Is there a simple proof that a power series can be differentiated term by term? I know that the derivative of the sum of a power series can be calculated by summing the derivatives of the terms, and that the resulting series has the same radius of convergence as the original. The proofs I've seen, however, have either been quite long and involved, relying on several lemmas (e.g., the one on ProofWiki) or waved their hands in some difficult spots.
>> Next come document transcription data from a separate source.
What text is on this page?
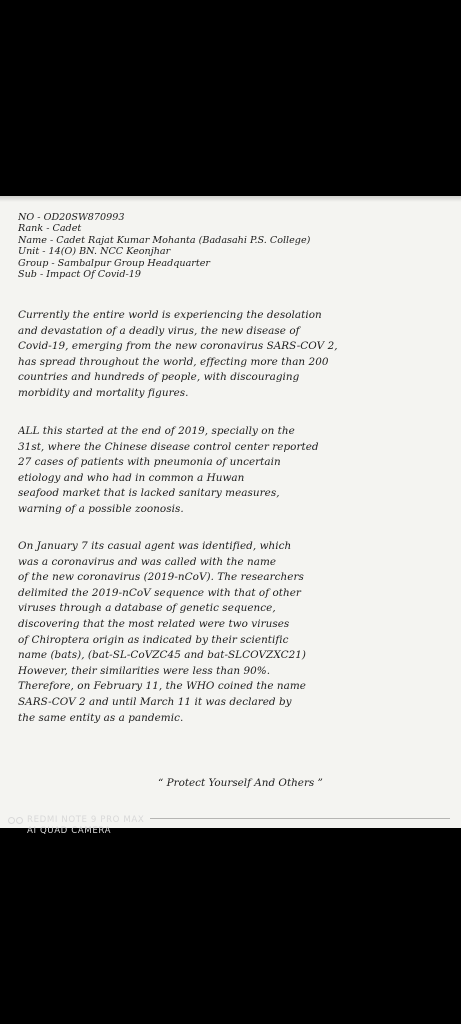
NO - OD20SW870993
Rank - Cadet
Name - Cadet Rajat Kumar Mohanta (Badasahi P.S. College)
Unit - 14(O) BN. NCC Keonjhar
Group - Sambalpur Group Headquarter
Sub - Impact Of Covid-19
Currently the entire world is experiencing the desolation
and devastation of a deadly virus, the new disease of
Covid-19, emerging from the new coronavirus SARS-COV 2,
has spread throughout the world, effecting more than 200
countries and hundreds of people, with discouraging
morbidity and mortality figures.
ALL this started at the end of 2019, specially on the
31st, where the Chinese disease control center reported
27 cases of patients with pneumonia of uncertain
etiology and who had in common a Huwan
seafood market that is lacked sanitary measures,
warning of a possible zoonosis.
On January 7 its casual agent was identified, which
was a coronavirus and was called with the name
of the new coronavirus (2019-nCoV). The researchers
delimited the 2019-nCoV sequence with that of other
viruses through a database of genetic sequence,
discovering that the most related were two viruses
of Chiroptera origin as indicated by their scientific
name (bats), (bat-SL-CoVZC45 and bat-SLCOVZXC21)
However, their similarities were less than 90%.
Therefore, on February 11, the WHO coined the name
SARS-COV 2 and until March 11 it was declared by
the same entity as a pandemic.
“ Protect Yourself And Others ”
REDMI NOTE 9 PRO MAX
AI QUAD CAMERA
Does anyone know of a simpler approach?
 A: Note: I would post a summary of this as a comment, but I don't seem to have the rep.
Note 2: I'm not sure what your background is, so apologies if the beginning of this seems patronizing?
Anyway.  Often in math, the "right" way to see a result is to understand the factors around it.  It's all well and good to know that you can differentiate a power series term by term, but there are really only two ways to see why.  Most obviously, you can prove it directly from the definitions, but if the proof is long, you may be convinced that the theorem is true, without having any sense of why it is true.  The better way here (in my opinion) is to see why it is true, using two facts.  You can see them as lemmas, but they're actually important in their own right.
First: within compact sets inside the radius of convergence, power series converge uniformly (you can see this from the root test and a geometric series argument).  For now just think of compact subsets as closed intervals; that's all you need for this. 
Second: if $\{f_n\}$ is a sequence of differentiable functions and converges uniformly to $f$ on an open set and $\{f_n'\}$ converges uniformly to $g$, then $f$ is differentiable on the open set and $f'=g$.
The first fact is definitely useful for a lot of purposes.  Maybe that second fact is not so generally useful, though it gives you a sense of what's going on in this spot.  But it's easy to prove the intended statement from these two facts:
Step 1: The partial sums of your power series are a sequence of differentiable functions which converge uniformly to $f$ (fact 1).
Step 2: Their derivatives form a power series which has the same radius of convergence.  You should check this, but it isn't hard; it's a similar argument to the proof of fact 1.  Therefore they converge uniformly to some function $g$.
Step 3: It must now be that $f'=g$ (fact 2).  More simply, that the term-by-term derivative converges uniformly to $f'$ inside the radius of convergence.  And you're done!
Hopefully this helps it seem like a more concise proof.  You can't get away from fact 1 (you need to know it generally) and if you like, you can see fact 2 as the "technical part" of the proof, though it's a good exercise to get your hands dirty with uniform convergence.